Bisogna distinguere tra case discografiche e edizioni: fanno più
o meno la stessa cosa, sono una struttura ridondante e ne serve una
sola. Le case discografiche servivano a produrre i dischi e a
distribuirli, a diffonderli, a fare la pubblicità, mentre le
edizioni servono a pubblicizzare il pezzo, la musica stessa. Io
credo che ci sia bisogno solo delle edizioni o dei discografici. Uno
dei due. C'è un doppio ruolo per cui in effetti l'utente paga
l'artista di solito non moltissimo, e molto la casa discografica e
le edizioni. Con Napster, con Internet, ci sarà meno controllo
industriale e saremmo liberi di ascoltare di tutto. In questo
periodo per un mio progetto sto ascoltando molta musica del bacino
mediterraneo: musica turca, musica greca, che trovo su Napster;
questa musica non viene mai proposta eppure la fanno a cento
chilometri dalle nostre coste.
Una sorta di gigantesco data base un po' archivio, un po'
radio nel quale attingere.
Esattamente.
Ricorderai sicuramente il famoso slogan dei ragazzi degli anni
settanta ai concerti: "la musica è gratis, non si paga".
Con Napster si può parlare di una sorta di ricorso storico? I
ragazzi non vogliono pagare la musica?
Ripeto, il fatto di non pagare la musica è un fatto riduttivo.
Credo che quelli che utilizzano Napster sarebbero dispostissimi a
pagarla un prezzo, come hai detto tu, equo. Non credo che la musica
debba essere gratis, io campo della mia musica così come un
panettiere campa producendo pane e così via. L'economia è fatta
così, per cui la musica è giusto che sia pagata. Il problema è
pagare chi la fa, chi la scrive, chi la produce e dare la
possibilità a tutti quelli che la fanno, che la producono, che la
scrivono di proporla al mercato. Devono scomparire quelle figure che
invece ci marciano. Diciamo che io "attacco" le case
discografiche perché poi in effetti quello che ci viene proposto
dalle radio e dalle case discografiche è molto spesso musica
industriale creata per fare grandi numeri e grandi vendite. Sono poi
i prodotti che sono stati tolti da Napster in questi giorni.
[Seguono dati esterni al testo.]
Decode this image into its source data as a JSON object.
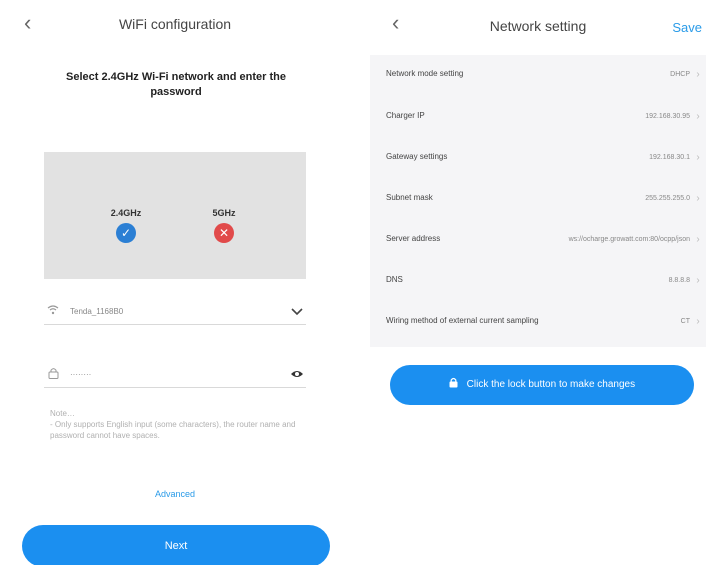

Tutto
il resto c'è ancora.
Un ultimo slancio verso il futuro: come ti immagini una serata
con i mezzi tecnologici a disposizione da qui a cinque anni, dieci
anni?
Io credo che il futuro noi avremo un abbonamento, come adesso ne
abbiamo con le società telefonica, avremmo un rapporto molto
stretto con un provider, con un portale. Non dovremo più comprare
il televisore, il videoregistratore, il cd player: pagheremo un tot
al mese e ci verrà fornito lo schermo su cui vedremo film,
televisione, ma anche tutto quello che adesso già vediamo nel
computer. Con il computer potremo agire con sistemi di
riconoscimento vocale, potremmo sentire musica, il computer ci
ricorderà che musica ci piace ascoltare e ce ne potrà sottoporre
di nuova. Sarà questa la nuova battaglia delle case discografiche o
degli editori: fare in modo che il pezzo venga proposto. Potremo
sentire la musica che ci piace, ci verranno sottoposte musiche nuove
a seconda dei nostri gusti e per ogni cosa pagheremo una specie di
bolletta del telefono. Non avremo più bisogno di supporti. Chi
vuole il supporto potrebbe addirittura forse tornare con qualche
sistema a stamparsi il buon vecchio vinile.